Nice article. Of course Groupon’s not a technology company. Neither were about 90% of the old internet-bubble companies. They were retailers with a technology front end (instead of a terrestrial one). Only a few survived, for reasons we now understand. Yet at the time, investors chose to ignore basic business logic – you’re supposed to make a profit, and marketing costs back then were just way too high for most pure-plays, while barriers to entry were way too low.
So it is with Groupon. Those of us who follow retail knew from the beginning this one was a pig in a poke. Same story – zero barriers to entry (technology to send emails and manage lists is pretty common now), high marketing costs (or maybe just cost of sales), hard to differentiate – at the end of the day, Fab and Gilte Group have found way better niches – there just was no there there.
Thanks for your comment Paula. Good of you to remind us of the older names/
This is a superficial story that makes me think you don’t understand who Groupon is. Is this what passes for journalism these days? Maybe try talking to some people who know Groupon? Maybe try doing some investigation?

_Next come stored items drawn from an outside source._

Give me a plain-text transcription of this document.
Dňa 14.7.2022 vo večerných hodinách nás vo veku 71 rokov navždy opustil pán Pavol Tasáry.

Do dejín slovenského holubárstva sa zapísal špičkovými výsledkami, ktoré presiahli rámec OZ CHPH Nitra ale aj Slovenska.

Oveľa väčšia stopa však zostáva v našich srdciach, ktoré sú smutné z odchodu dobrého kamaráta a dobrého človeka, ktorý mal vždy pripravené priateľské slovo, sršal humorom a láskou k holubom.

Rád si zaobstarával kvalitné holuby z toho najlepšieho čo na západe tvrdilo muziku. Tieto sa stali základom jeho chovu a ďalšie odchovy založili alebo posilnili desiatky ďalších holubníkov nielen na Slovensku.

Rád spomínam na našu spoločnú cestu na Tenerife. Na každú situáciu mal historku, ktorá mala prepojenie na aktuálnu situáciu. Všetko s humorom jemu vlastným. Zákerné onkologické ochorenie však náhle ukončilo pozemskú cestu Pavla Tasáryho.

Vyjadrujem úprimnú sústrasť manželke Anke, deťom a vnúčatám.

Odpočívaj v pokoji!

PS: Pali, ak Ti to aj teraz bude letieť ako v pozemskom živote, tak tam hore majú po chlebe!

i wonder if there really is a technology company other than ones that make software or hardware. Microsoft’s, CISCO’s and Oracle’s can be technology companies. However Google’s, AOL’s (first an ISP and now a content co.), Yahoo’s, Facebook’s, Zynga’s, Groupon’s and salesforce.com’s are really businesses/ business models that took the offline model online and used “TECHNOLOGY” as an enabler.
Groupon,
I payed for an offer in March 2012 and still wait for the offer of dentale WhiteLight to arrive.
more like con-pon
for reference 382/1461
jjamv
Hey Om,
What about Secondmarket? Why are smart investor valuing a boiler room greasy broker with website front end like a technology company. Also how about writing about the poor individual investors that got fleeced buying Facebook and Groupon.
Good points but you need to bolder. It’s OK to say the smart guys–like Kleiner Perkins–are wrong before the shit hits the fan. 🙂 Great column.